DH: I liked the fact that you came up with some fucked up transgendered horror chestnut. Even though it was not at all what I was looking for, I liked the fact that you thought outside of the box yet come up with something we could surely use. Strong female character’s, pulpy feel, 80s slasher flavour: job’s a good’un. It really was like nothing I have ever read before and was awful fun getting the Indepenpress Publishing’s editing lot to go through and watch the looks on their faces. Alan, what are your opinions on eBooks and digital publishing?
AK: I honestly prefer to hold a hardcopy in my hands.
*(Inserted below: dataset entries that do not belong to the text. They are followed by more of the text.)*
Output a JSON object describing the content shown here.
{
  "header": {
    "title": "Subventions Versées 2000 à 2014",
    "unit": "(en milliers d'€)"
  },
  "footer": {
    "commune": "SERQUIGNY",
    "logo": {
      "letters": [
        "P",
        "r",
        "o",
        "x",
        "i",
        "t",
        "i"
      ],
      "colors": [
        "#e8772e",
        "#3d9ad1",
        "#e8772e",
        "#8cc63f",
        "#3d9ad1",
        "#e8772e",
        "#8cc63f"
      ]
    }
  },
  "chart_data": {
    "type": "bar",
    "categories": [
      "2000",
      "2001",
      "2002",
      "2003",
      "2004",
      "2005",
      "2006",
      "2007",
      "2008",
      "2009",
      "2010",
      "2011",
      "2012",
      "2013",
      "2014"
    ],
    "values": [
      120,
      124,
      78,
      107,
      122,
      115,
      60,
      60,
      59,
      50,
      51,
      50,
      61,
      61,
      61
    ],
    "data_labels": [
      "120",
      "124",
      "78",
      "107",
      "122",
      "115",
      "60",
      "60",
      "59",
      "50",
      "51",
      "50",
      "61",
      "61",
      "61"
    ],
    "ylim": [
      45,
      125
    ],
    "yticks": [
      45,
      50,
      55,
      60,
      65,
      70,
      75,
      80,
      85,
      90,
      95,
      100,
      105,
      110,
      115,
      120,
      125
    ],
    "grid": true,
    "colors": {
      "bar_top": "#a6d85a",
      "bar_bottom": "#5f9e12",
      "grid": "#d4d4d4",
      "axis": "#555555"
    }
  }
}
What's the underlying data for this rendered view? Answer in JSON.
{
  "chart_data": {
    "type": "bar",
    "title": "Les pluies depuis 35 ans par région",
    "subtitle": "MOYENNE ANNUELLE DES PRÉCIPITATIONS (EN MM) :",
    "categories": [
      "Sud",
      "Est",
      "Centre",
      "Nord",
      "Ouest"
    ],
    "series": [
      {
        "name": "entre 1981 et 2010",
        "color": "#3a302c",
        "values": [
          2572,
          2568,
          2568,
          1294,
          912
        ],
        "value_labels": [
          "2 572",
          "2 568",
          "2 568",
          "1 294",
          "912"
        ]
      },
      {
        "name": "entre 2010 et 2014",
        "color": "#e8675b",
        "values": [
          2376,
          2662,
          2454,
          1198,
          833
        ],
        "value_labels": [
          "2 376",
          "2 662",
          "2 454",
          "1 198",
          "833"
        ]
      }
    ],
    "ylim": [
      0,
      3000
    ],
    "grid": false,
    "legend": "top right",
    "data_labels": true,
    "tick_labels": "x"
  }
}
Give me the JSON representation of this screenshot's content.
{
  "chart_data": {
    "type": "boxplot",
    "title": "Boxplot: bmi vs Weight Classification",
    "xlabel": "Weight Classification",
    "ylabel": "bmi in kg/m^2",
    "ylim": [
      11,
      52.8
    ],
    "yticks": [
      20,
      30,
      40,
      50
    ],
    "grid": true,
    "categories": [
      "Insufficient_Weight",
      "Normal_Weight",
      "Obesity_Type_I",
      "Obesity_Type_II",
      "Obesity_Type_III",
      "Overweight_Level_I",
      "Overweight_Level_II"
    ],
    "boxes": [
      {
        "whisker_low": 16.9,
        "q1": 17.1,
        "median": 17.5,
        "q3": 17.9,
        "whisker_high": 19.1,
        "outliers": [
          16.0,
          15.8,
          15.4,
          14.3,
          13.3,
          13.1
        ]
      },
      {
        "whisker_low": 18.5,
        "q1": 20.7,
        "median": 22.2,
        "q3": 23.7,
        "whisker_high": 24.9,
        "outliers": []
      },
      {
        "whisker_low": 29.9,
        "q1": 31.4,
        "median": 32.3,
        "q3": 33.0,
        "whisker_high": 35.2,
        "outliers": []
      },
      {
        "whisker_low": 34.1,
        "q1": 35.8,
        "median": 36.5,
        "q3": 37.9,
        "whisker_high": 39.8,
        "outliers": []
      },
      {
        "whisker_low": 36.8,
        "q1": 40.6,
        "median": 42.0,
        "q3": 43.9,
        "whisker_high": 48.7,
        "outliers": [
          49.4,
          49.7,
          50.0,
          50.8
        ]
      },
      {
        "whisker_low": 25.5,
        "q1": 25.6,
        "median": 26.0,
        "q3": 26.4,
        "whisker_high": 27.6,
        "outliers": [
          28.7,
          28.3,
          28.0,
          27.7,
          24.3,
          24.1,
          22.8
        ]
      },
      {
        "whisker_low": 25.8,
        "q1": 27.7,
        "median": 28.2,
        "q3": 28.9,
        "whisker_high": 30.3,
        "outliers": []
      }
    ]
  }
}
I love bookstores and libraries and you just can’t get the same type of feeling from reading something off a computer or one of those dreadful Star Trek devices as you do when you’re holding a book in your hands. I don’t even have a mobile phone – I flung it away moons ago. I don’t ever see myself fully embracing digital publishing and I’ve never read an eBook. Not that I have anything against those who do.
ABOUT THE AUTHORS
Danny Hogan was born and raised in London and spent most of his younger days playing bass for punk band, Gundog, and running a stall on Camden Market. He has also lived in France, running English pubs in Paris of all things. He is the author of The Windowlicker Maker and Killer Tease and resides in Brighton with a blonde, and two fat rats.
Alan Kelly is a journalist and author of Let Me Die a Woman, published by Pulp Press. If he looks hungover, he probably is.